Presiden Sukarno dalam posisi sulit. Di satu sisi, dana segar dibutuhkan agar krisis moneter tidak kian parah, juga untuk membayar angsuran utang Belanda. Di sisi lain, PKI menentang jika pemerintah terus bergantung kepada IMF. PKI kala itu cukup berpengaruh karena menjadi salah satu pilar Nasakom (Nasionalis, Agama, Komunis) andalan Bung Karno.
Aidit selaku wakil PKI mengusulkan jalan radikal sebagai salah satu solusi. Menurutnya, catat Daniel Dhakidae melalui buku Cendekiawan dan Kekuasaan dalam Negara Orde Baru (2003), Indonesia harus kembali kepada kekuatan bangsa sendiri (hlm. 183).
Saran Aidit, pemerintah wajib melakukan pembersihan ke dalam, mengubah sistem masyarakat dengan mengorbankan sebagian kaum penindas kota dan desa, yaitu kaum kapitalis-birokrat, kaum komprador, juga tuan tanah. Namun, usul radikal ini berisiko besar dan berpotensi memantik konflik masyarakat, dari kalangan atas, menengah, sampai bawah.
Sukarno akhirnya mengambil jalan tengah karena saran Aidit tidak disepakati sebagian besar elemen lain di pemerintahan. Pada 28 Maret 1963, presiden mengumumkan Deklarasi Ekonomi (Dekon) yang pada intinya memadukan usulan PKI tentang penguatan ekonomi rakyat, namun juga tidak menutup diri kepada bantuan asing.
Dipaparkan Rex Mortimer dalam Indonesian Communism under Sukarno: Ideology and Politics 1959-1965 (1974), presiden tampaknya tidak ingin kehilangan bantuan dari IMF sehingga dikeluarkanlah Deklarasi Ekonomi itu.
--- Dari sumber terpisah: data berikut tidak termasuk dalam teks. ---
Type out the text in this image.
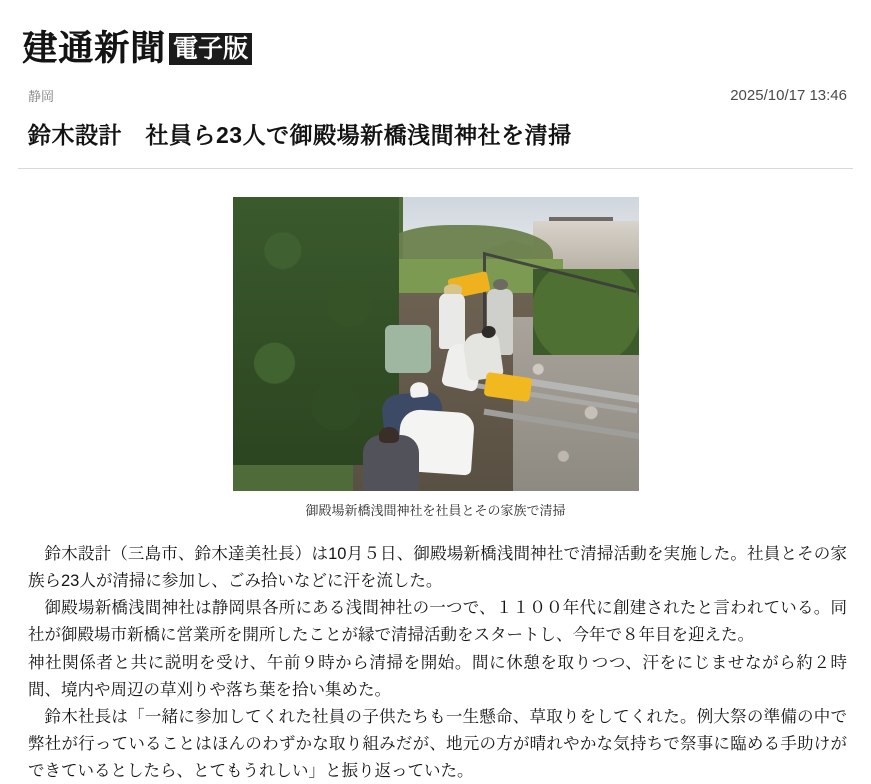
建通新聞 電子版
静岡	2025/10/17 13:46
鈴木設計　社員ら23人で御殿場新橋浅間神社を清掃
御殿場新橋浅間神社を社員とその家族で清掃

鈴木設計（三島市、鈴木達美社長）は10月５日、御殿場新橋浅間神社で清掃活動を実施した。社員とその家族ら23人が清掃に参加し、ごみ拾いなどに汗を流した。

御殿場新橋浅間神社は静岡県各所にある浅間神社の一つで、１１００年代に創建されたと言われている。同社が御殿場市新橋に営業所を開所したことが縁で清掃活動をスタートし、今年で８年目を迎えた。

神社関係者と共に説明を受け、午前９時から清掃を開始。間に休憩を取りつつ、汗をにじませながら約２時間、境内や周辺の草刈りや落ち葉を拾い集めた。

鈴木社長は「一緒に参加してくれた社員の子供たちも一生懸命、草取りをしてくれた。例大祭の準備の中で弊社が行っていることはほんのわずかな取り組みだが、地元の方が晴れやかな気持ちで祭事に臨める手助けができているとしたら、とてもうれしい」と振り返っていた。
Dalam beberapa pekan, IMF siap menggelontorkan tahap pertama dana pinjaman untuk Indonesia sebesar 30 juta dolar AS.
Deklarasi Ekonomi kemudian ditindaklanjuti dengan merilis Regulasi Ekonomi pada 26 Mei 1963. Hal ini disikapi dengan keras oleh PKI karena menganggap regulasi itu terlalu patuh kepada arahan IMF dan negara-negara kapitalis barat.
Bercerai, lalu Rujuk Lagi
Suasana semakin memanas. Situasi kala itu sangat semrawut lantaran Sukarno juga sedang gencar-gencarnya menggalakkan kampanye ganyang Malaysia. Di saat-saat rumit itulah PKI berhasil mendesak presiden untuk mencabut Regulasi 26 Mei 1963. Alhasil, IMF pun membatalkan bantuannya kepada Indonesia.
Bahkan, pada 17 Agustus 1965, Presiden Sukarno memutuskan bahwa Indonesia resmi keluar dari keanggotaan IMF. Padahal, menurut laporan jurnal Warta Perdagangan (Volume 18, 1965) terbitan Departemen Luar Negeri, RI masih memiliki utang sebesar kurang lebih 63 juta dolar AS (hlm. 30).
Relasi Indonesia dengan IMF juga Bank Dunia serta perangkat-perangkat ekonomi internasional lainnya kembali membaik setelah PKI dan Orde Lama tergulung sebagai dampak terjadinya peristiwa berdarah G30S 1965.
Pada 21 Februari 1967, Indonesia resmi bergabung lagi dengan IMF berkat peran Soeharto yang kala itu sedang mengintip takhta kepresidenan RI seiring pengaruh Sukarno yang semakin meluruh.
IMF menyambut baik kembalinya Indonesia. Tak perlu waktu lama, IMF segera mengirim pinjaman sebesar 51,75 juta dolar AS pada 1968. Lalu disusul gelombang dana berikutnya, menurut laporan jurnal The Bank (1971), senilai 35,75 juta dolar AS sebagai rangkaian dari perjanjian tahun 1968 tersebut (hlm. 57).
Sejak saat itu, terlebih sepanjang berkuasanya rezim Orde Baru pimpinan Soeharto, Indonesia menjadi salah satu mitra setia IMF dan Bank Dunia, bersama banyak negara lainnya. Relasi harmonis Indonesia dengan IMF terus terjalin dari waktu ke waktu, dari rezim ke rezim, hingga detik ini.